Every Wrong Reason

We adjusted on the bed until his chest nestled against my back and his arms hugged my middle, holding me to him with a tightness that made me feel safe and satisfied. My eyelids drifted close and the exhaustion from the day, from Annie’s accident and from the most mind-blowing sex of my life caught up to me all at once. I couldn’t fight it anymore.

I knew there were things to talk about. I knew doubt would find me in the morning, quickly followed by regret and probably fresh heartbreak. But I physically couldn’t make my mind worry about that right now. I couldn’t make myself care.

Sensing I was slipping, he leaned over me and rubbed his roughened scruff against my check. I felt myself smile, but I couldn’t make my eyes open.

“Kate,” he coaxed in a tone that dripped with contentment and amusement. “Katie,” he whispered. “We need to talk.”

“Mmm,” I agreed. “In the morning.” I wouldn’t ruin this. Not tonight. This had been too perfect… beyond perfect. This had redefined the entire meaning of perfect for me and I refused to give that up tonight.

“Katie,” he murmured. “This changes things.”

I yawned. I was past the ability to speak.

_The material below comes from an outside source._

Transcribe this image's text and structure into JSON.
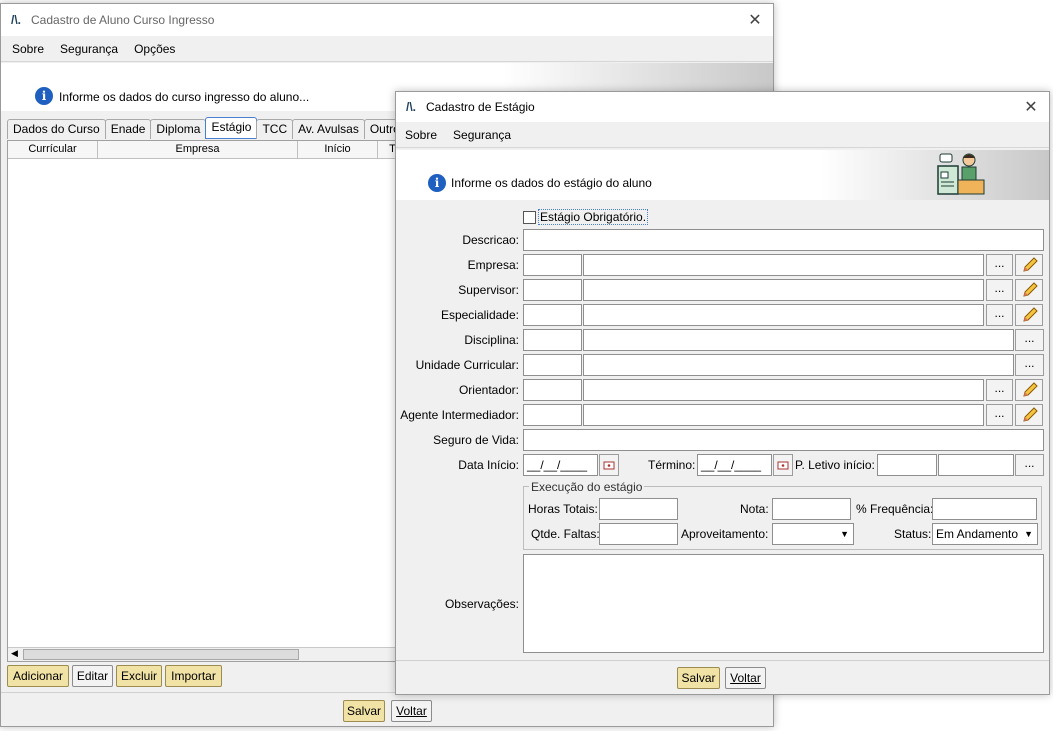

Sleep took hold and pulled me under, sending me into the peaceful slumber of relaxed dreams and the wonderful feeling of the most beautiful man’s body entwined with mine.

I woke up once during the night. I blinked awake on the wrong side of the bed with Nick’s arms still holding me to him and his legs, hot and heavy, slotted between mine. His head had pulled back from mine, presumably so he could breathe without my hair suffocating him in his sleep, but I could still feel the steady beat of his heart on my back and his hips tucked against mine, fitting exactly right.

I had a sharp, concentrated moment of panic as the reality of our actions set in. Ice cold lucid thought jerked me awake and kept me there. I felt hysterical laughter bubble in my chest, but I swallowed it down.

How did this keep happening to us?

And why had I ever thought it was a good idea for him to sleep over?

There might actually be something wrong with me.

I lay as still as possible, terrified of waking him. I tried to talk myself through my meltdown, tried to rationalize and reason my way out of it. But I couldn’t.

What we did was going to permanently screw things up between us.

We had mediation in three days.

Oh, my god, he was going to bring up the possibility of being pregnant again.

I thought I would be sick.

I focused on the night sky. I hadn’t closed my blinds tonight because Nick and I hadn’t really been thinking about those things. The stars spread from one side of my vantage to the other, glittering like diamonds on a background of onyx and indigo. The crescent moon hung like a pendant in the middle. Its milky glow stretched and spun in the tranquil sky, turning wispy clouds to gold. I concentrated on those things.

I steadied out my breathing, letting the calming rhythm of Nick’s heart soothe me back to sleep. His body was deliciously warm. He’d covered us with the comforter after I fell asleep and our mingled body heat had become something extreme, but it felt amazing.

He felt amazing.

Choosing to put off my panic till morning, I closed my eyes once again and drifted off.

By the time I woke the second time, he was awake behind me. I could feel his body twitching, his general awakeness intruding on my slumber.

I blinked at the same sky that had sung me to sleep the night before, but the moon and stars were gone, replaced by a soft violet and dusky gray. The sun hadn’t risen yet. It was still very early. But Nick was awake and I knew, before I’d even opened my eyes, that our night was over… that it was time to face our actions.

I let myself stir and stretch lazily against him. I couldn’t quite give this up yet. Just a few more minutes, I promised myself.

“Happy birthday, Kate,” he said with his sleep-roughened voice. His fingers surprised me by lightly running down my hip. “How did you sleep?”